Procuradora Rosemeire Lôbo

Representando o Ministério Público do Trabalho, a procuradora Rosemeire Lôbo participou, nesta quinta-feira (14), do Workshop “Situação Social, Geológica e Política: plano de ação para a recuperação do bairro do Pinheiro”, realizado no Hotel Jatiúca. O evento reuniu dezenas de representantes do poder público e da sociedade civil organizada para definir medidas de apoio à população da localidade, que vem sofrendo com afundamentos do solo e rachaduras em casas e edifícios desde 2018, além da evacuação de suas residências.
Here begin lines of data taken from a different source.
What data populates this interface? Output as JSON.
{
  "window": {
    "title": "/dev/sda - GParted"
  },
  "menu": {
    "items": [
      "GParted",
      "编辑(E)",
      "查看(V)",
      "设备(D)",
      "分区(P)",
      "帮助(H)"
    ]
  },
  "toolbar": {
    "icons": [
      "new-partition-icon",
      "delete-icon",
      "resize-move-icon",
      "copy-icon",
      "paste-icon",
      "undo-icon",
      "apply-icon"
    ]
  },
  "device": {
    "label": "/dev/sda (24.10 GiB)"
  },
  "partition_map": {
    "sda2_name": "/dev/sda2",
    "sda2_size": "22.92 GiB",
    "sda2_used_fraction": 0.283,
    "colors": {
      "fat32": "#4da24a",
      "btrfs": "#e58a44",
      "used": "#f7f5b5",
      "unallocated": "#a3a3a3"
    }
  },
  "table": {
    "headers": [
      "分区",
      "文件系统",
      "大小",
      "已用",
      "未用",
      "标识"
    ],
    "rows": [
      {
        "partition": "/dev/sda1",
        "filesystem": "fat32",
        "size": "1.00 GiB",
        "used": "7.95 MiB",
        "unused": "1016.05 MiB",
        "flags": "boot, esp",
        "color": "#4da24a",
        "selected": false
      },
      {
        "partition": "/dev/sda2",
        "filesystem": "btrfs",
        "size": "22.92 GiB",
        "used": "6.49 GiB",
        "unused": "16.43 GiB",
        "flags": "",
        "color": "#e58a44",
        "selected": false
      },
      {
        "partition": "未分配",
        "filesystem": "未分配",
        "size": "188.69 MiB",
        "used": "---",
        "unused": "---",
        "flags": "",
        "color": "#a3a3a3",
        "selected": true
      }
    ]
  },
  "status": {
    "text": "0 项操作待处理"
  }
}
O workshop foi organizado pelo Ministério Público do Estado de Alagoas e teve como objetivos ampliar e divulgar a informação sobre a situação real do bairro com a visão das instituições e empresas presentes; e apontar necessidades às pesquisas em andamento para que seus resultados auxiliem, de forma clara e efetiva, a tomada de decisão dos gestores públicos e privados.

“O único consenso entre os presentes é que há necessidade de evacuação da zona vermelha. A minha participação foi no sentido de que é possível trabalhar no resguardo da vida, mas também atuar, paralela e imediatamente, nem que seja de forma paliativa, nas questões sociais, como a evasão escolar de crianças e adolescentes do bairro e os prejuízos à atividade econômica, que podem ser minimizados com articulações ágeis entre as instituições e por meio de medidas de apoio a empregadores e empregados”, disse a procuradora do Trabalho.

Rosemeire Lôbo participará de uma nova reunião com representantes do poder público e da sociedade civil organizada na próxima quarta-feira (20), a partir das 10h, na Casa da Indústria. A procuradora do MPT integra um grupo de trabalho de apoio às empresas e trabalhadores do Pinheiro.

Grupo de trabalho

O MPT defende que os empregadores e autoridades competentes deveriam estabelecer rotas de fuga para cada empreendimento em operação na região, a serem utilizadas numa situação emergencial. A instituição também atuará para evitar o aumento do trabalho infantil, que pode crescer em virtude da evasão escolar após o fechamento de unidades de ensino do bairro.

Também são defendidas linhas de crédito para empresários que perderam ou têm dificuldades para manter seus estabelecimentos, incentivo à absorção de empregados da região por outras empresas, capacitação de trabalhadores para novas qualificações profissionais, prazo maior para depósito do Fundo de Garantia do Tempo de Serviço (FGTS) e isenção de tributos.

“O poder público e a iniciativa privada querem ajudar a comunidade do Pinheiro. Nosso objetivo é prevenir e minimizar os danos às atividades econômicas, com soluções interinstitucionais. Estamos articulados na forma de observatório, de modo que cada instituição acompanha o trabalho da outra, num sentido integrado e colaborativo”, completou Rosemeire Lôbo.